Write into a chunk file with default options
DataDepot.write(store, ".");
All the data in the db/storage container will be serialized, compressed and save into a single chunk file with the specified directory. The chunk name would be an unix timestamp.
Specifying options
DataDepot.write(store, ".", {
chunkName: "sampleChunk",
key: "sampleKey",
});
The above example will save the data in a file named sampleChunk.
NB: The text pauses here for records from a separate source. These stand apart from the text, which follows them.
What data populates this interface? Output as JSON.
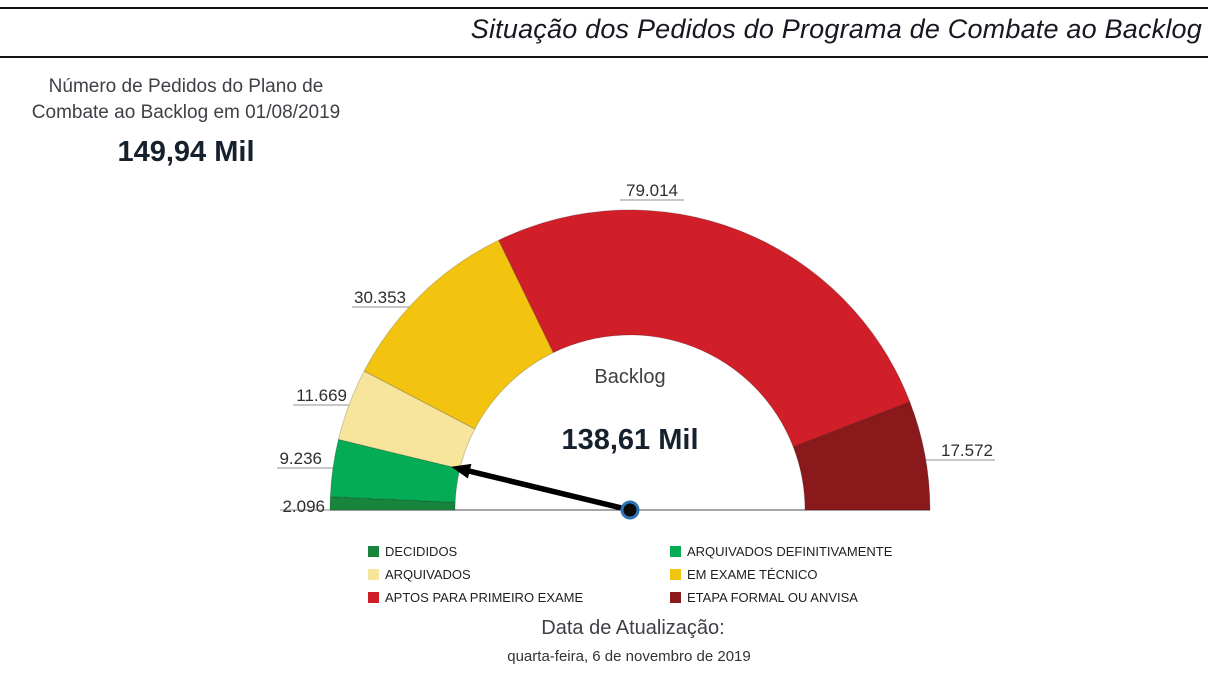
{
  "page": {
    "title": "Situação dos Pedidos do Programa de Combate ao Backlog"
  },
  "kpi": {
    "label_line1": "Número de Pedidos do Plano de",
    "label_line2": "Combate ao Backlog em 01/08/2019",
    "value": "149,94 Mil"
  },
  "chart_data": {
    "type": "gauge",
    "title": "Situação dos Pedidos do Programa de Combate ao Backlog",
    "center_label": "Backlog",
    "center_value": "138,61 Mil",
    "total": 149940,
    "needle_value": 138608,
    "needle_measured_from": "right",
    "legend_position": "bottom",
    "axis": {
      "start_angle_deg": 180,
      "end_angle_deg": 0
    },
    "segments": [
      {
        "name": "DECIDIDOS",
        "value": 2096,
        "label": "2.096",
        "color": "#17853c"
      },
      {
        "name": "ARQUIVADOS DEFINITIVAMENTE",
        "value": 9236,
        "label": "9.236",
        "color": "#04ad55"
      },
      {
        "name": "ARQUIVADOS",
        "value": 11669,
        "label": "11.669",
        "color": "#f8e59c"
      },
      {
        "name": "EM EXAME TÉCNICO",
        "value": 30353,
        "label": "30.353",
        "color": "#f3c40f"
      },
      {
        "name": "APTOS PARA PRIMEIRO EXAME",
        "value": 79014,
        "label": "79.014",
        "color": "#d01f28"
      },
      {
        "name": "ETAPA FORMAL OU ANVISA",
        "value": 17572,
        "label": "17.572",
        "color": "#8a191c"
      }
    ],
    "colors": {
      "needle": "#000000",
      "pivot_ring": "#2e75b6",
      "baseline": "#4d4d4d"
    }
  },
  "footer": {
    "label": "Data de Atualização:",
    "date": "quarta-feira, 6 de novembro de 2019"
  }
}
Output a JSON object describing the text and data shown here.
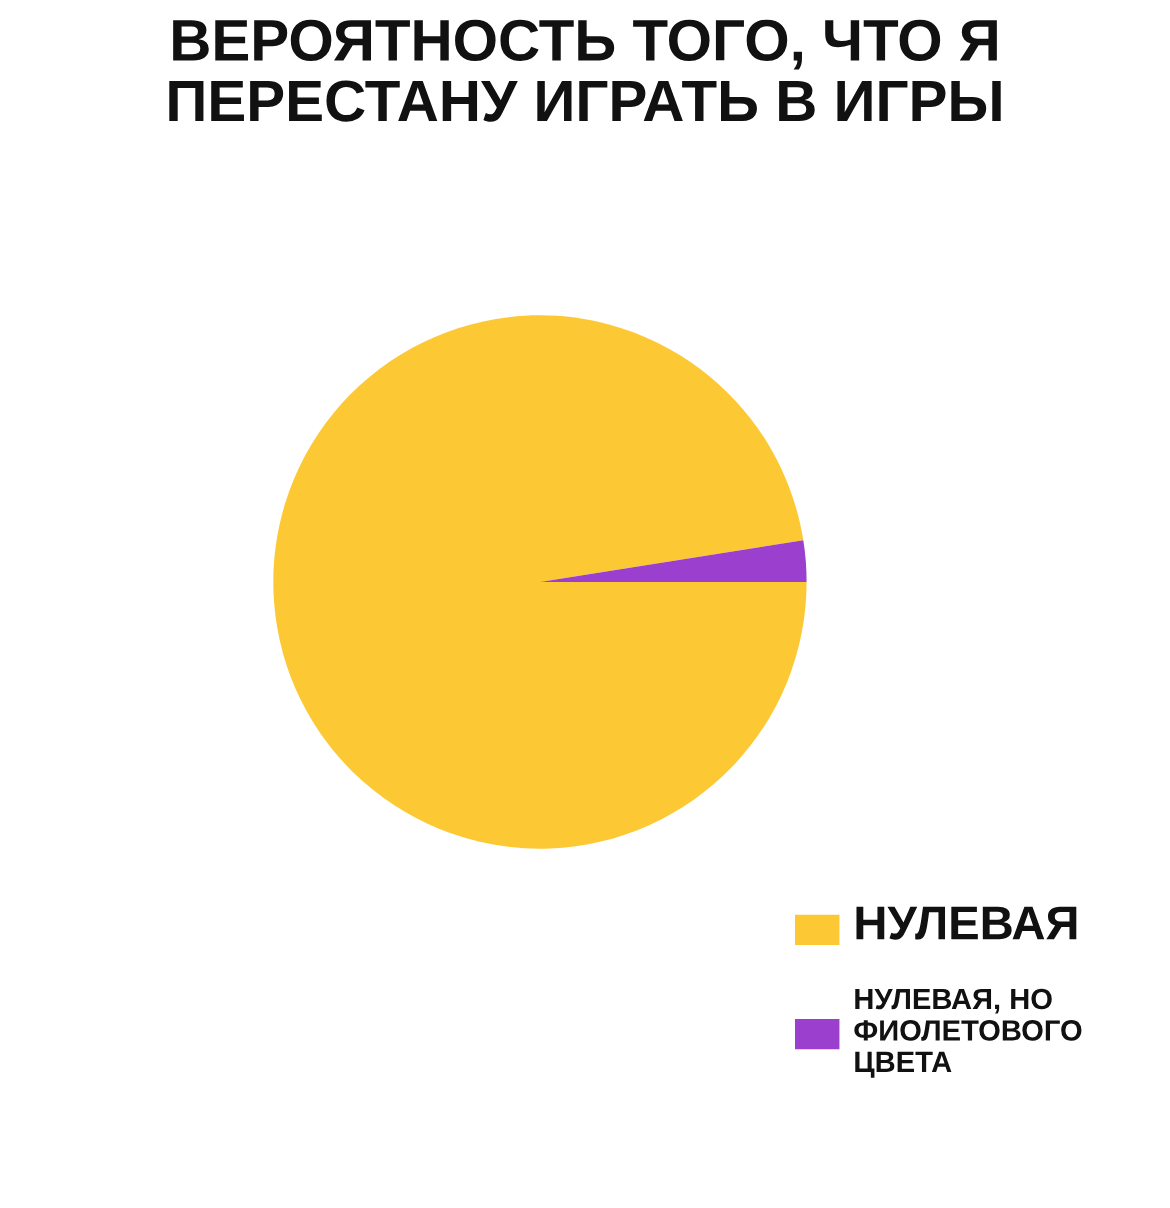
{
  "chart_data": {
    "type": "pie",
    "title": "ВЕРОЯТНОСТЬ ТОГО, ЧТО Я\nПЕРЕСТАНУ ИГРАТЬ В ИГРЫ",
    "categories": [
      "НУЛЕВАЯ",
      "НУЛЕВАЯ, НО\nФИОЛЕТОВОГО\nЦВЕТА"
    ],
    "values": [
      97.5,
      2.5
    ],
    "colors": [
      "#fcc934",
      "#9b3fcf"
    ],
    "legend": "bottom right"
  }
}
And the file is symmetrically encrypted by the AES algorithm, and the key will be needed when reading the file.
Dump into multiple files
DataDepot.write(store, ".", {
chunkName: "sampleChunk",
key: "sampleKey",
maxChunkCount: 3
});
With maxChunkCount
option, the data will be evenly save into n
chunk files.
DataDepot.write(store, ".", {
chunkName: "sampleChunk",
key: "sampleKey",
maxChunkSize: 1000,
});
With maxChunkSize
option, the max size of a chunk file can be specified, when the max size is reached, it will move on to next chunk file.
However, you may only specify one of the maxChunkCount
or maxChunkSize
option, or an exception will be thrown.
Read from chunk file(s)
DataDepot.load(store, ".", "sampleChunk", "sampleKey");
One don't need to worries about multiple file, it will find all chunk files belong to the same chunk name. Key can be omitted if it is not specified when writing.
write and read from json file
DataDepot.writeToJson(store, "sample.json");
DataDepot.loadFromJson(store, "sample.json");
class SampleClass {
constructor(a, b) {
this.a = a;
this.b = b;
}
}
DataDepot.insertAnObject(store, "object", new SampleClass("a", "b"));
store.getItem("object"); // { a: 'a', b: 'b' }
DataDepot.loadFromObject(store, new SampleClass("a", "b"));
store.getItem("a"); // a
One may directly insert an object into the db/storage container, or use an object as data (overwritting all the data in db/storage container).